Einen vergleichbaren Fall göttlicher Begnadung führt SABINE TANZ mit Jeanne d’Arc vor, einer historischen Figur, die jedoch wie kaum eine andere schon zu ihren Lebzeiten untrennbar mit Mythisierung verbunden wurde: Sie lässt sich als ein Beispiel dafür anführen, in welcher Weise Mythen legitimierend und identitätsstiftend wirken können, wie Hoffnungsaspekt und Zukunftsdimension ihre Gestalt bestimmen. So wird die ‚Jungfrau von Orleans‘ in kaum vergleichbarer Weise zu einem Freiheitssymbol nicht nur ihrer eigenen Zeit. Ihr Auftreten in Frankreich während des Hundertjährigen Krieges fällt in eine Zeit tiefer Krise und Erschütterung, als das französische Königreich an England verloren scheint. Die weit verbreitete Hoffnung auf ein göttliches Wunder findet Ausdruck in zahlreichen Weissagungen, in deren Gefolge Johannas Visionen wie auch deren Bewertung stehen: Nicht eine Glaubensfrage, sondern politisches Kalkül ist es, das den französischen Königshof dazu bringt, die messianischen Prophezeiungen von der Jungfrau als Retterin zu verbreiten, deren erfolgreiches Erscheinen dann auch literarisch glorifiziert und mystifiziert wurde.

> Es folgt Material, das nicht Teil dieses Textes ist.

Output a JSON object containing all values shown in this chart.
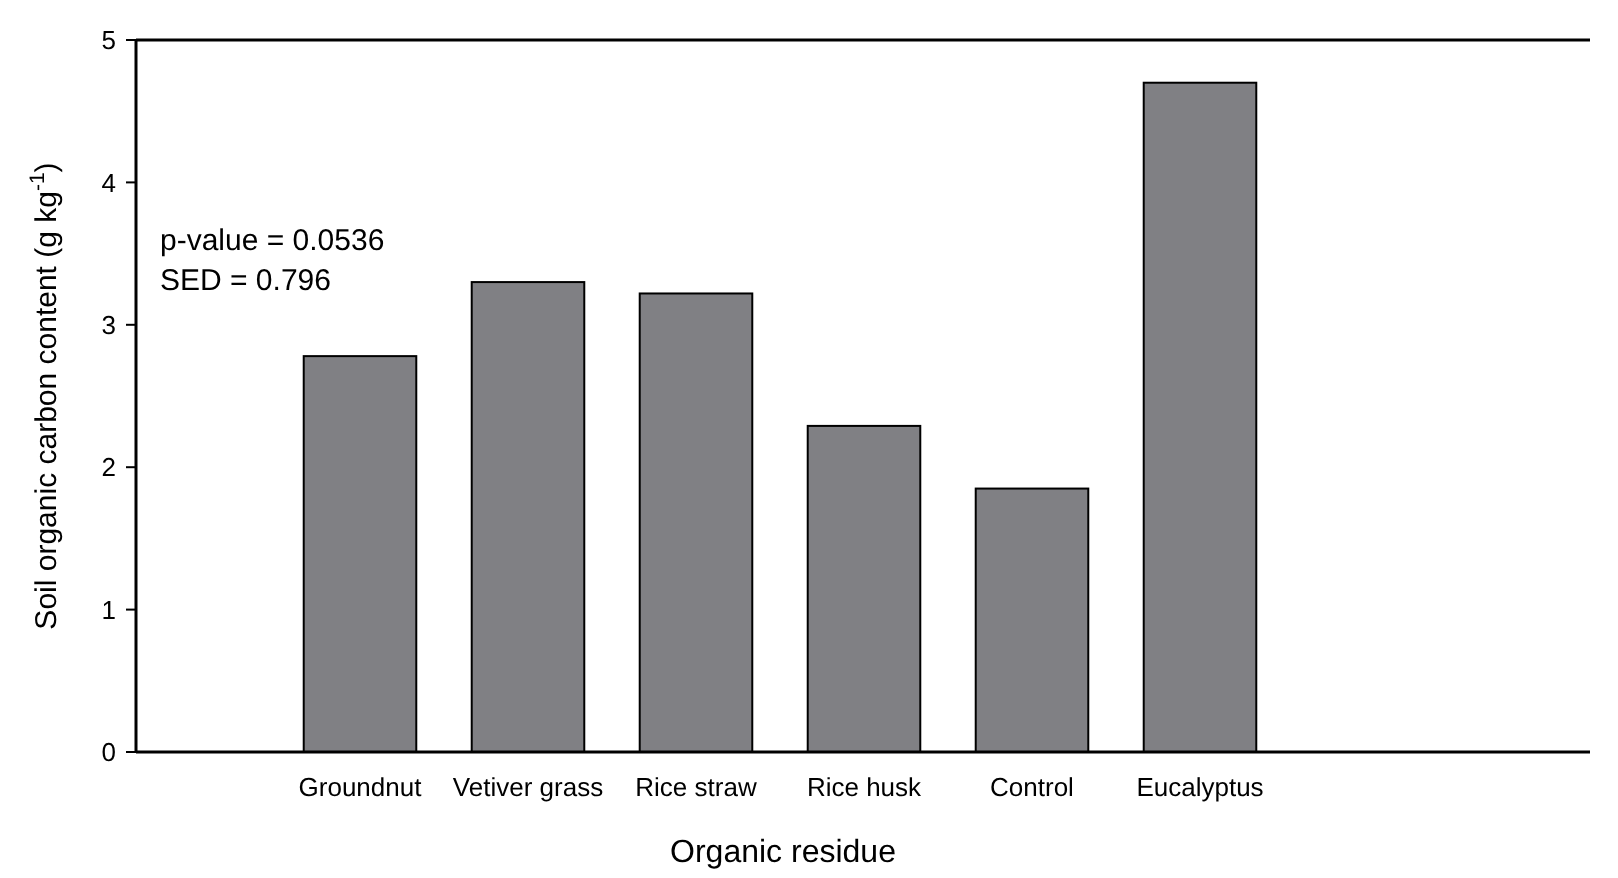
{
  "chart_data": {
    "type": "bar",
    "xlabel": "Organic residue",
    "ylabel": "Soil organic carbon content (g kg$^{-1}$)",
    "categories": [
      "Groundnut",
      "Vetiver grass",
      "Rice straw",
      "Rice husk",
      "Control",
      "Eucalyptus"
    ],
    "values": [
      2.78,
      3.3,
      3.22,
      2.29,
      1.85,
      4.7
    ],
    "color": "#808084",
    "ylim": [
      0,
      5
    ],
    "yticks": [
      0,
      1,
      2,
      3,
      4,
      5
    ],
    "grid": false,
    "annotations": [
      "p-value = 0.0536",
      "SED = 0.796"
    ]
  }
}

Die Hoffnung auf gerechte Herrschaft prägt, wie schon bei Friedrich II., auch den Mythos um Robin Hood, den geächteten und anarchischen Räuber, der den Armen gibt, den Reichen nimmt und der in fast unveränderter Gestalt bis in die Gegenwart des Hollywoodfilms verzaubert und provoziert. Historische Ursprünge dieser Figur allerdings sind kaum zu greifen. Vor allem Balladen, aber auch Komödien, Tragödien und Romanzen sind es, die seit dem 14. Jahrhundert in England seine Taten in immer neuen Varianten besingen und ihren Niederschlag auch in den Chroniken ihrer Zeit finden. Sie entwerfen ein vielschichtiges, keineswegs konsistentes Bild ihres Helden, wie GÜNTHER BLAICHER zeigt. Dramatische Fassungen verweisen auf volkstümliches Brauchtum und zeugen von der großen Popularität der Figur. Gerade die Unbestimmtheitsstellen des Robin-Hood- Bildes öffnen einen Raum vielfältiger Imagination. Im Robin-Hood-Mythos manifestiert sich eine volkstümliche Gegenkultur im Rahmen des aufkeimenden Nationalgefühls im England des späten Mittelalters: Er wird zum Ausdruck des Selbstbewusstseins einer sich aus den Ordnungsmustern lösenden sozialen Klasse, für die der idealisierte Wald zum utopischen Raum eines freien, sorglosen und gerechten Lebens wird.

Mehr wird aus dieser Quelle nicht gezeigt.